Posterior Probability for a Class:
P(j∣x) represents the probability of class j given a feature vector x. This is what we want to find out—it’s like the updated probability of each class after we’ve observed the features.
misclassification rate
The performance of a classifier is usually measured by its misclassification rate. The misclassification rate is the proportion of observations assigned to the wrong class.
Linear Discriminant Analysis
Linear Discriminant Analysis
- Linear Discriminant Analysis is often abbreviated to LDA.
- LDA applicable when all the features are quantifiable.
- We assume that fj is a (joint) normal probability distribution.
- In addition, we assume that the covariance matrix is the same from class to class.
- The classes are differentiated by locations of their means.
Kernel Discriminant Analysis (KDA):
KDA extends LDA by allowing for more complex, nonlinear decision boundaries between classes. It achieves this by mapping the data into a higher-dimensional space using a kernel function. KDA essentially “lifts” the data into a higher-dimensional space where the classes might be more easily separable and then applies LDA in this new space.
In the context of classification trees, the Gini index (or Gini coefficient) at a node is defined by
G=∑Ci=1(1−pi)pi
Explain why the Gini index is a measure of node impurity. As part of your answer you should define the meaning of the quantities pi
and C
in the above equation.
C
is the number of classes [1], and pi
is the proportion of observations at the node of class i
[1]. G
can be thought of as the probability of incorrectly classifying an observation at the node when they’re randomly reallocated [1]. So G=0
is smallest if pi=1
for some pi
(i.e. zero impurity), while G
is largest if each of the pi=1/C
are equal [1].
Give a short description of how the term fj(x)
is estimated in
linear discriminant analysis, and
kernel discriminant analysis.
In LDA we assume that fj
in each class follows a multivariate normal distribution with possibly different means μj
[1] but common covariance [1].
In KDA we estimate fj
using a kernel density estimate [2].
Describe the difference between prediction, classification and clustering problems.
Prediction and classification are where you have a data with a target variable either continuous (prediction) or categorical (classification) and are tasked with training a model to predict that target [1]. Clustering on the other hand does not have a target variable in the data. Instead the purpose is to group the data into clusters based on their similarity [1].
cost_complexity=0.005 argument.
The cost_complexity argument is to control the pruning of the tree. The tree will only allow a split if the improvement in fit is at least 0.005 [2].
augment() function
The augment() function is predicting on the test set. This has been used as we must assess performance on independent data.

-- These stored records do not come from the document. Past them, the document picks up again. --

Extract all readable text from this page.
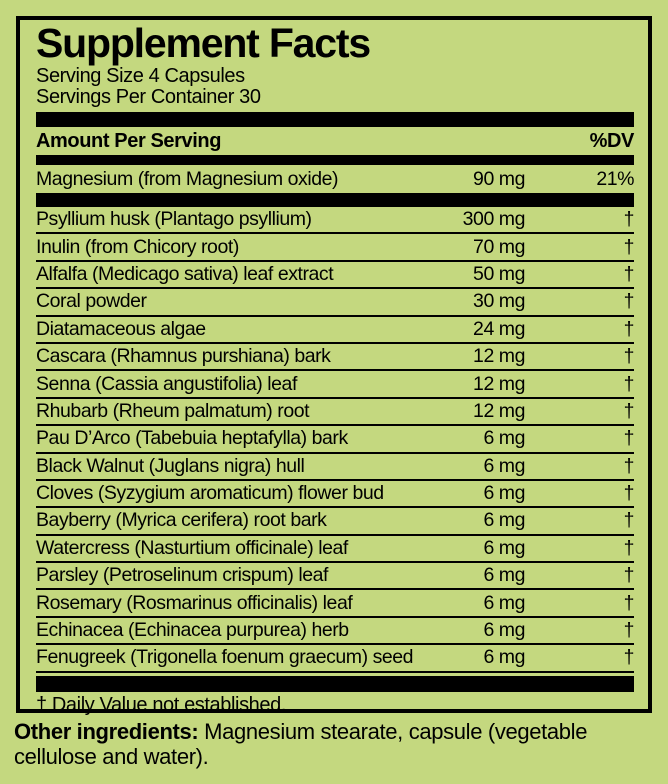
Supplement Facts
Serving Size 4 Capsules
Servings Per Container 30
Amount Per Serving	%DV
Magnesium (from Magnesium oxide)	90 mg	21%
Psyllium husk (Plantago psyllium)	300 mg	†
Inulin (from Chicory root)	70 mg	†
Alfalfa (Medicago sativa) leaf extract	50 mg	†
Coral powder	30 mg	†
Diatamaceous algae	24 mg	†
Cascara (Rhamnus purshiana) bark	12 mg	†
Senna (Cassia angustifolia) leaf	12 mg	†
Rhubarb (Rheum palmatum) root	12 mg	†
Pau D’Arco (Tabebuia heptafylla) bark	6 mg	†
Black Walnut (Juglans nigra) hull	6 mg	†
Cloves (Syzygium aromaticum) flower bud	6 mg	†
Bayberry (Myrica cerifera) root bark	6 mg	†
Watercress (Nasturtium officinale) leaf	6 mg	†
Parsley (Petroselinum crispum) leaf	6 mg	†
Rosemary (Rosmarinus officinalis) leaf	6 mg	†
Echinacea (Echinacea purpurea) herb	6 mg	†
Fenugreek (Trigonella foenum graecum) seed	6 mg	†
† Daily Value not established.
Other ingredients: Magnesium stearate, capsule (vegetable cellulose and water).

Describe the aim of cluster analysis and give one application to demonstrate its use.
Cluster analysis is the method of data grouping, or data segmentation.
The aim of cluster analysis is to delineate ‘natural groups’ of data, with high within-class similarity and low between-class similarity.

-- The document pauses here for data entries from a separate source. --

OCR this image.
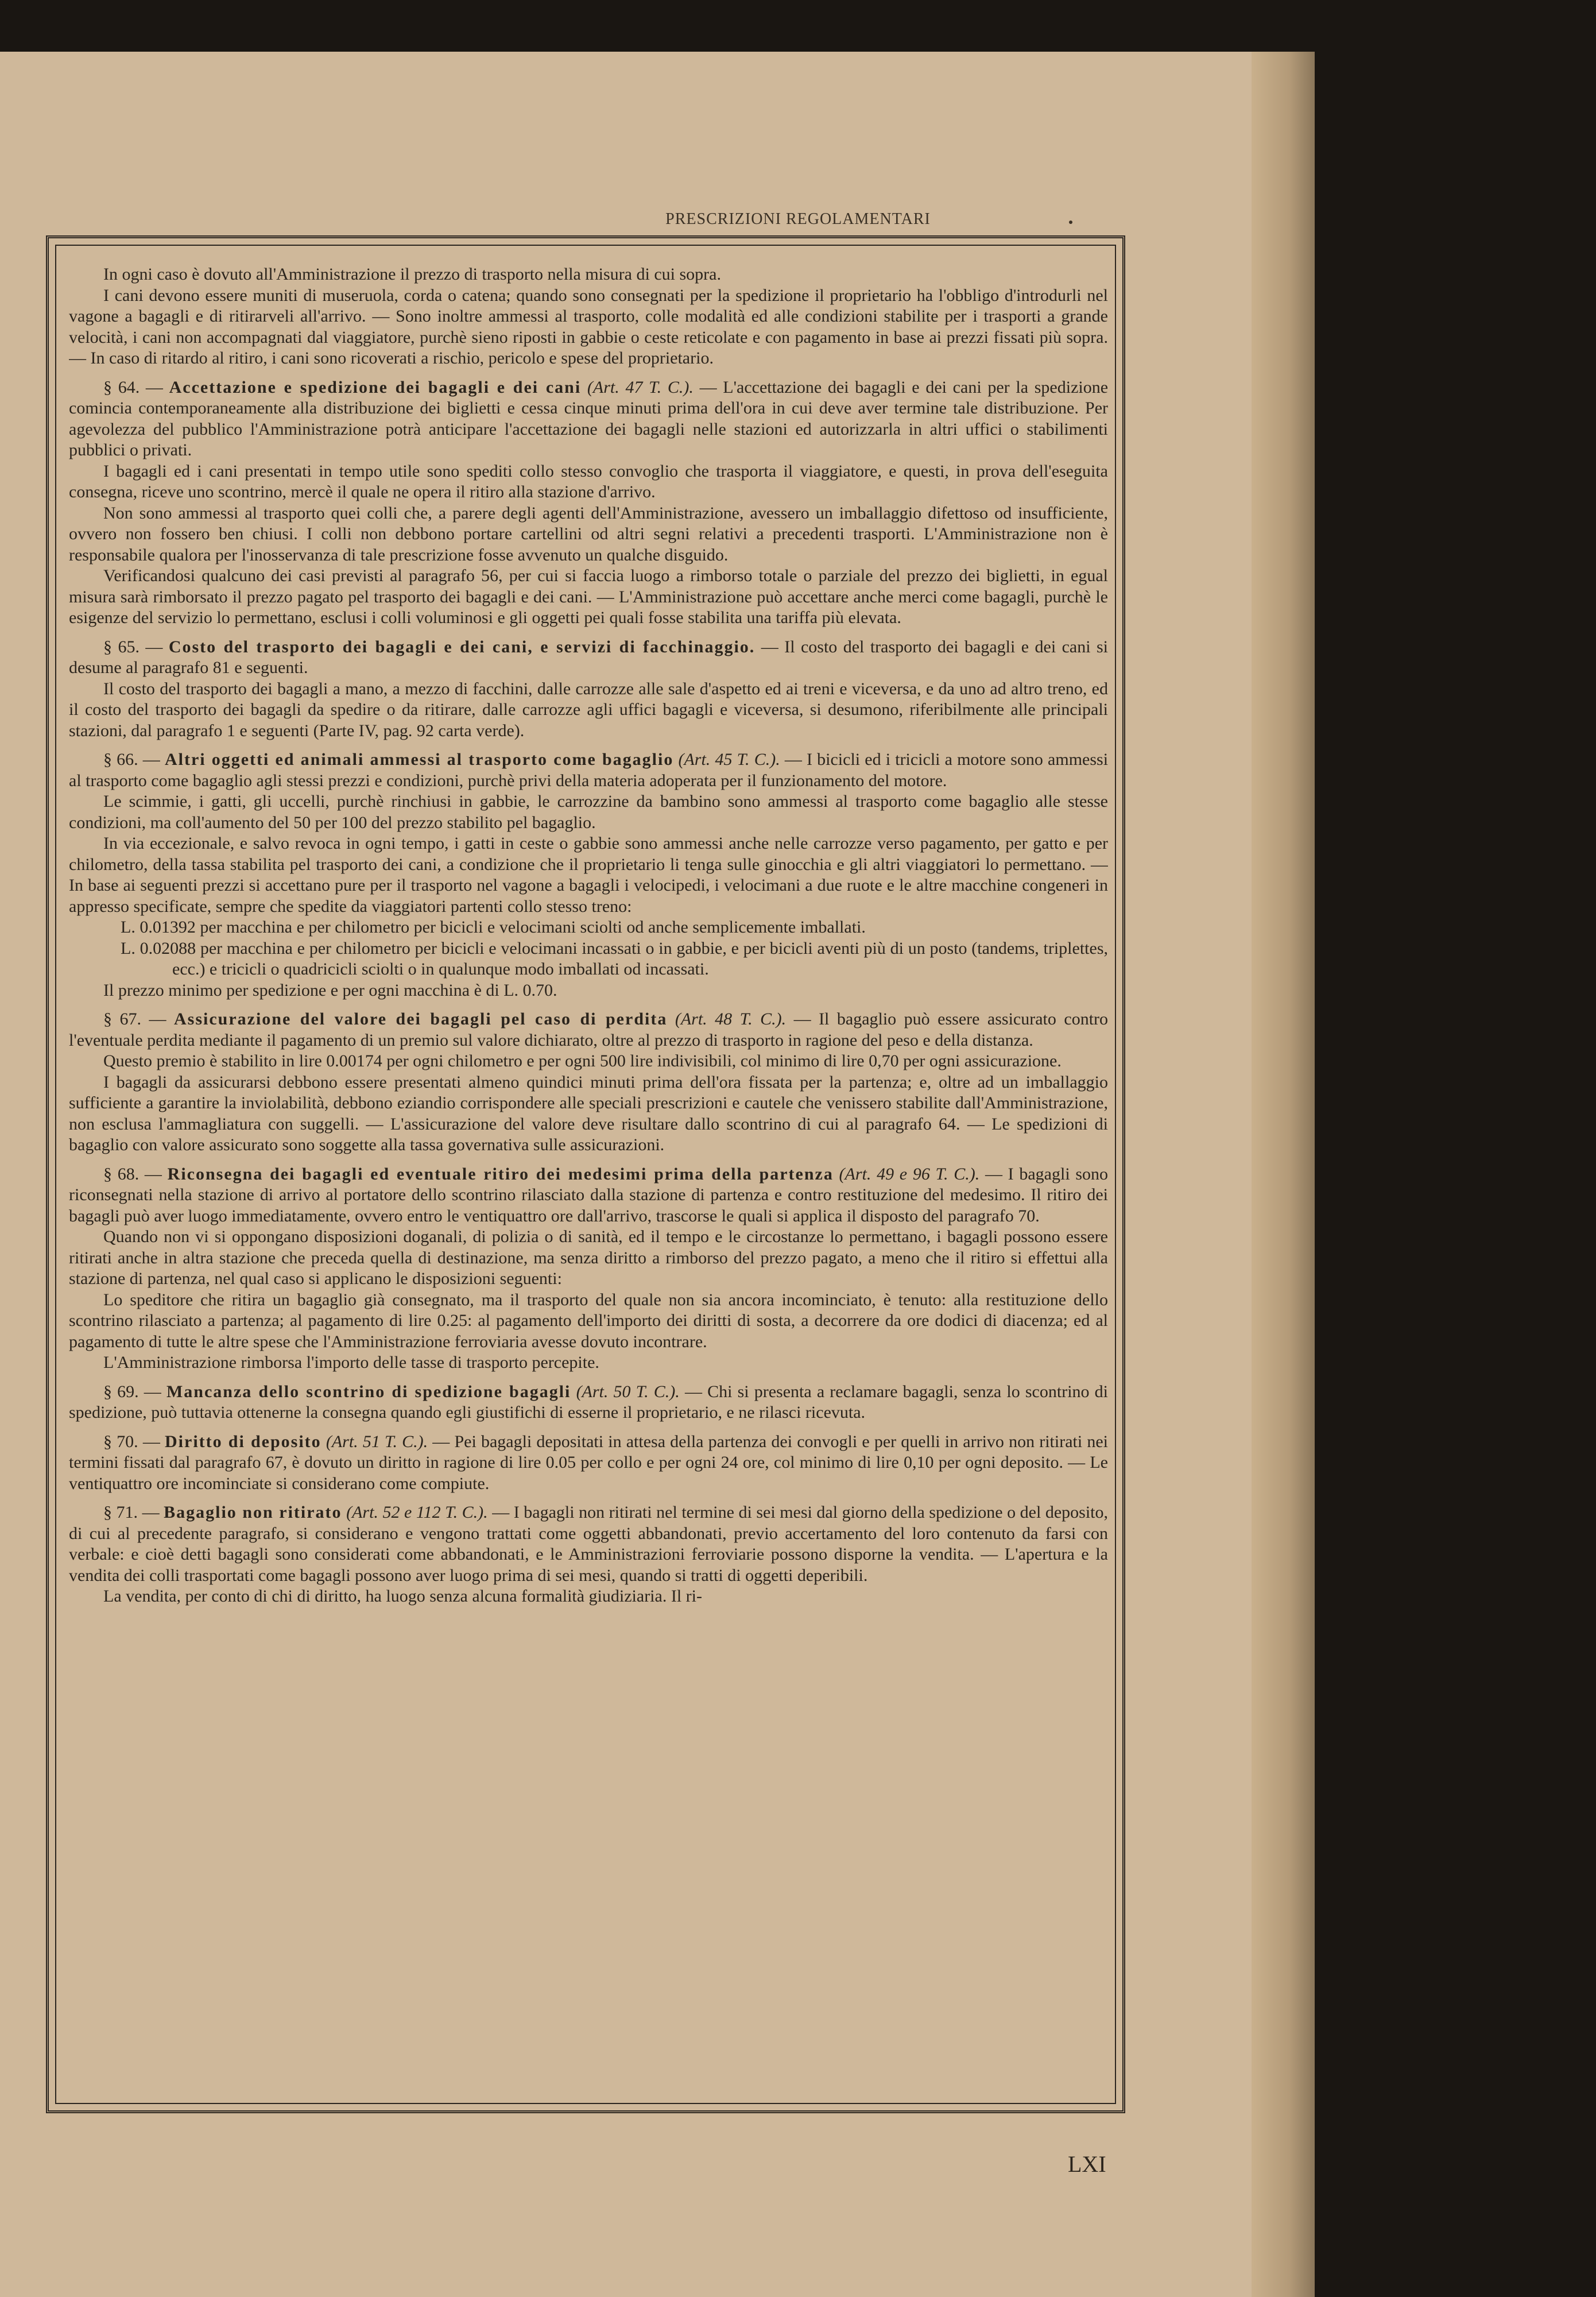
PRESCRIZIONI REGOLAMENTARI

In ogni caso è dovuto all'Amministrazione il prezzo di trasporto nella misura di cui sopra.

I cani devono essere muniti di museruola, corda o catena; quando sono consegnati per la spedizione il proprietario ha l'obbligo d'introdurli nel vagone a bagagli e di ritirarveli all'arrivo. — Sono inoltre ammessi al trasporto, colle modalità ed alle condizioni stabilite per i trasporti a grande velocità, i cani non accompagnati dal viaggiatore, purchè sieno riposti in gabbie o ceste reticolate e con pagamento in base ai prezzi fissati più sopra. — In caso di ritardo al ritiro, i cani sono ricoverati a rischio, pericolo e spese del proprietario.

§ 64. — Accettazione e spedizione dei bagagli e dei cani (Art. 47 T. C.). — L'accettazione dei bagagli e dei cani per la spedizione comincia contemporaneamente alla distribuzione dei biglietti e cessa cinque minuti prima dell'ora in cui deve aver termine tale distribuzione. Per agevolezza del pubblico l'Amministrazione potrà anticipare l'accettazione dei bagagli nelle stazioni ed autorizzarla in altri uffici o stabilimenti pubblici o privati.

I bagagli ed i cani presentati in tempo utile sono spediti collo stesso convoglio che trasporta il viaggiatore, e questi, in prova dell'eseguita consegna, riceve uno scontrino, mercè il quale ne opera il ritiro alla stazione d'arrivo.

Non sono ammessi al trasporto quei colli che, a parere degli agenti dell'Amministrazione, avessero un imballaggio difettoso od insufficiente, ovvero non fossero ben chiusi. I colli non debbono portare cartellini od altri segni relativi a precedenti trasporti. L'Amministrazione non è responsabile qualora per l'inosservanza di tale prescrizione fosse avvenuto un qualche disguido.

Verificandosi qualcuno dei casi previsti al paragrafo 56, per cui si faccia luogo a rimborso totale o parziale del prezzo dei biglietti, in egual misura sarà rimborsato il prezzo pagato pel trasporto dei bagagli e dei cani. — L'Amministrazione può accettare anche merci come bagagli, purchè le esigenze del servizio lo permettano, esclusi i colli voluminosi e gli oggetti pei quali fosse stabilita una tariffa più elevata.

§ 65. — Costo del trasporto dei bagagli e dei cani, e servizi di facchinaggio. — Il costo del trasporto dei bagagli e dei cani si desume al paragrafo 81 e seguenti.

Il costo del trasporto dei bagagli a mano, a mezzo di facchini, dalle carrozze alle sale d'aspetto ed ai treni e viceversa, e da uno ad altro treno, ed il costo del trasporto dei bagagli da spedire o da ritirare, dalle carrozze agli uffici bagagli e viceversa, si desumono, riferibilmente alle principali stazioni, dal paragrafo 1 e seguenti (Parte IV, pag. 92 carta verde).

§ 66. — Altri oggetti ed animali ammessi al trasporto come bagaglio (Art. 45 T. C.). — I bicicli ed i tricicli a motore sono ammessi al trasporto come bagaglio agli stessi prezzi e condizioni, purchè privi della materia adoperata per il funzionamento del motore.

Le scimmie, i gatti, gli uccelli, purchè rinchiusi in gabbie, le carrozzine da bambino sono ammessi al trasporto come bagaglio alle stesse condizioni, ma coll'aumento del 50 per 100 del prezzo stabilito pel bagaglio.

In via eccezionale, e salvo revoca in ogni tempo, i gatti in ceste o gabbie sono ammessi anche nelle carrozze verso pagamento, per gatto e per chilometro, della tassa stabilita pel trasporto dei cani, a condizione che il proprietario li tenga sulle ginocchia e gli altri viaggiatori lo permettano. — In base ai seguenti prezzi si accettano pure per il trasporto nel vagone a bagagli i velocipedi, i velocimani a due ruote e le altre macchine congeneri in appresso specificate, sempre che spedite da viaggiatori partenti collo stesso treno:

L. 0.01392 per macchina e per chilometro per bicicli e velocimani sciolti od anche semplicemente imballati.

L. 0.02088 per macchina e per chilometro per bicicli e velocimani incassati o in gabbie, e per bicicli aventi più di un posto (tandems, triplettes, ecc.) e tricicli o quadricicli sciolti o in qualunque modo imballati od incassati.

Il prezzo minimo per spedizione e per ogni macchina è di L. 0.70.

§ 67. — Assicurazione del valore dei bagagli pel caso di perdita (Art. 48 T. C.). — Il bagaglio può essere assicurato contro l'eventuale perdita mediante il pagamento di un premio sul valore dichiarato, oltre al prezzo di trasporto in ragione del peso e della distanza.

Questo premio è stabilito in lire 0.00174 per ogni chilometro e per ogni 500 lire indivisibili, col minimo di lire 0,70 per ogni assicurazione.

I bagagli da assicurarsi debbono essere presentati almeno quindici minuti prima dell'ora fissata per la partenza; e, oltre ad un imballaggio sufficiente a garantire la inviolabilità, debbono eziandio corrispondere alle speciali prescrizioni e cautele che venissero stabilite dall'Amministrazione, non esclusa l'ammagliatura con suggelli. — L'assicurazione del valore deve risultare dallo scontrino di cui al paragrafo 64. — Le spedizioni di bagaglio con valore assicurato sono soggette alla tassa governativa sulle assicurazioni.

§ 68. — Riconsegna dei bagagli ed eventuale ritiro dei medesimi prima della partenza (Art. 49 e 96 T. C.). — I bagagli sono riconsegnati nella stazione di arrivo al portatore dello scontrino rilasciato dalla stazione di partenza e contro restituzione del medesimo. Il ritiro dei bagagli può aver luogo immediatamente, ovvero entro le ventiquattro ore dall'arrivo, trascorse le quali si applica il disposto del paragrafo 70.

Quando non vi si oppongano disposizioni doganali, di polizia o di sanità, ed il tempo e le circostanze lo permettano, i bagagli possono essere ritirati anche in altra stazione che preceda quella di destinazione, ma senza diritto a rimborso del prezzo pagato, a meno che il ritiro si effettui alla stazione di partenza, nel qual caso si applicano le disposizioni seguenti:

Lo speditore che ritira un bagaglio già consegnato, ma il trasporto del quale non sia ancora incominciato, è tenuto: alla restituzione dello scontrino rilasciato a partenza; al pagamento di lire 0.25: al pagamento dell'importo dei diritti di sosta, a decorrere da ore dodici di diacenza; ed al pagamento di tutte le altre spese che l'Amministrazione ferroviaria avesse dovuto incontrare.

L'Amministrazione rimborsa l'importo delle tasse di trasporto percepite.

§ 69. — Mancanza dello scontrino di spedizione bagagli (Art. 50 T. C.). — Chi si presenta a reclamare bagagli, senza lo scontrino di spedizione, può tuttavia ottenerne la consegna quando egli giustifichi di esserne il proprietario, e ne rilasci ricevuta.

§ 70. — Diritto di deposito (Art. 51 T. C.). — Pei bagagli depositati in attesa della partenza dei convogli e per quelli in arrivo non ritirati nei termini fissati dal paragrafo 67, è dovuto un diritto in ragione di lire 0.05 per collo e per ogni 24 ore, col minimo di lire 0,10 per ogni deposito. — Le ventiquattro ore incominciate si considerano come compiute.

§ 71. — Bagaglio non ritirato (Art. 52 e 112 T. C.). — I bagagli non ritirati nel termine di sei mesi dal giorno della spedizione o del deposito, di cui al precedente paragrafo, si considerano e vengono trattati come oggetti abbandonati, previo accertamento del loro contenuto da farsi con verbale: e cioè detti bagagli sono considerati come abbandonati, e le Amministrazioni ferroviarie possono disporne la vendita. — L'apertura e la vendita dei colli trasportati come bagagli possono aver luogo prima di sei mesi, quando si tratti di oggetti deperibili.

La vendita, per conto di chi di diritto, ha luogo senza alcuna formalità giudiziaria. Il ri-

LXI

example: investor class,customer segmentation for marketing purposes
Give three possible choices of distance measures for use in clustering, commenting on their applicability to different types of data.

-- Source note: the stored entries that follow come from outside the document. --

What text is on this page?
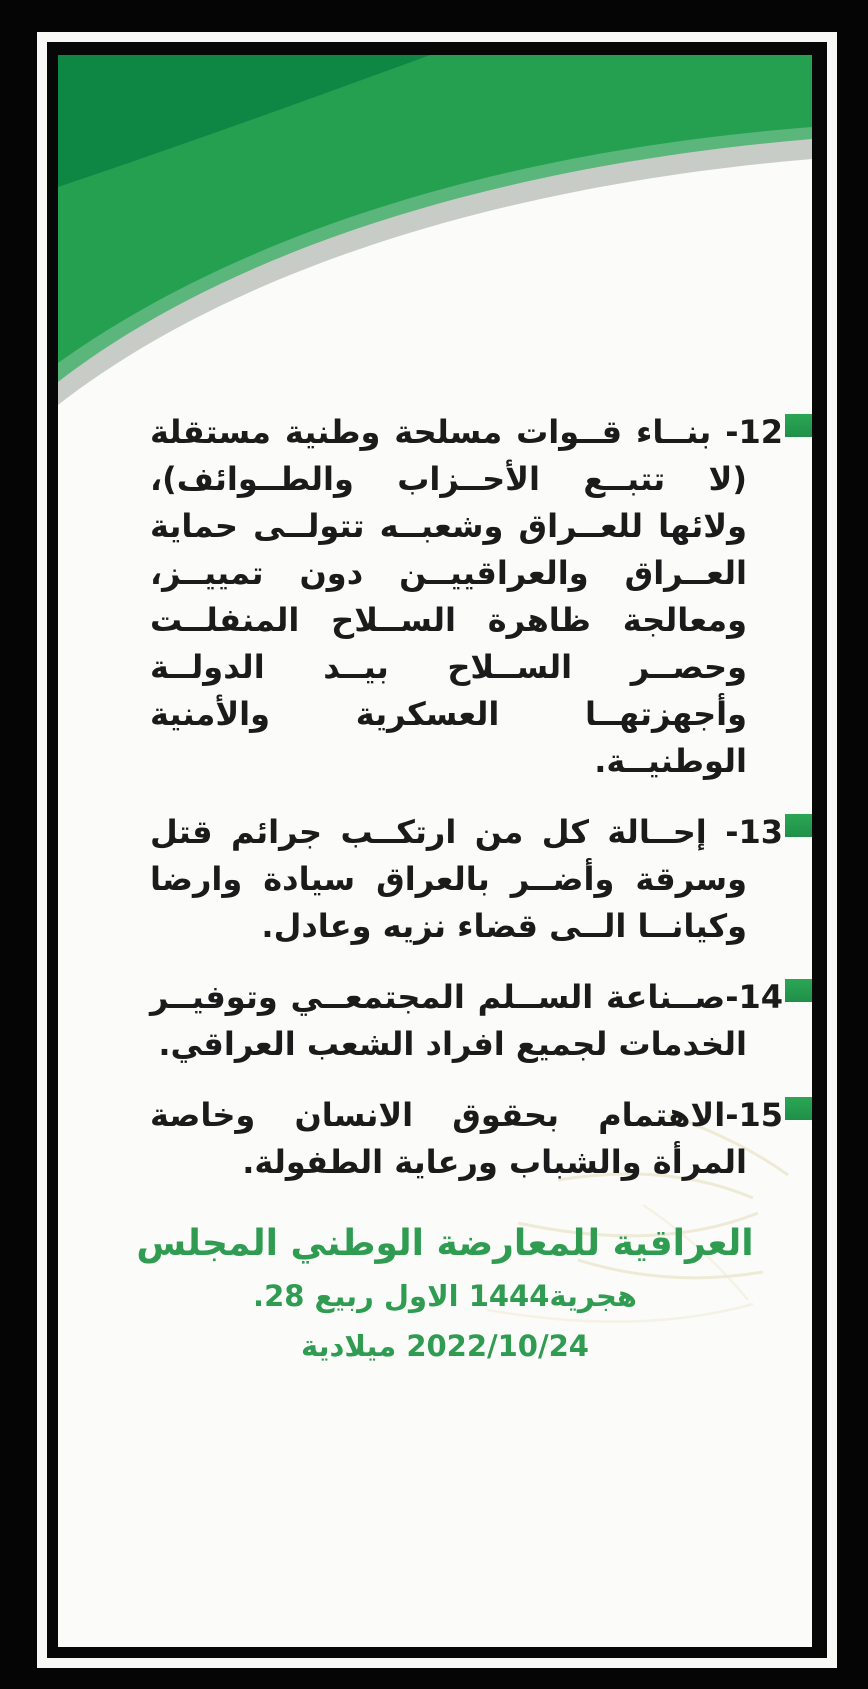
12- بنــاء قــوات مسلحة وطنية مستقلة (لا تتبــع الأحــزاب والطــوائف)، ولائها للعــراق وشعبــه تتولــى حماية العــراق والعراقييــن دون تمييــز، ومعالجة ظاهرة الســلاح المنفلــت وحصــر الســلاح بيــد الدولــة وأجهزتهــا العسكرية والأمنية الوطنيــة.

13- إحــالة كل من ارتكــب جرائم قتل وسرقة وأضــر بالعراق سيادة وارضا وكيانــا الــى قضاء نزيه وعادل.

14-صــناعة الســلم المجتمعــي وتوفيــر الخدمات لجميع افراد الشعب العراقي.

15-الاهتمام بحقوق الانسان وخاصة المرأة والشباب ورعاية الطفولة.

المجلس‎ الوطني‎ للمعارضة‎ العراقية
.28 ربيع‎ الاول‎ 1444هجرية
2022/10/24 ميلادية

Euclidean distance “as the crow flies”, straight line distance in variable space Pythagoras’ thereom: the square root of the sum of squared differences on each dimension most commonly used for continuous data
Manhattan distance “as the taxi drives”, simply the sum of the absolute differences in each dimension less affected by outliers
Mahalanobis distance takes into account covariances good for spherical clusters
Explain the difference between supervised and unsupervised classification. Which of these is k
-means cluster analysis, and why?
Supervised classification has a target variable; unsupervised does not. k-means is unsupervised, because it doesn’t have a target variable.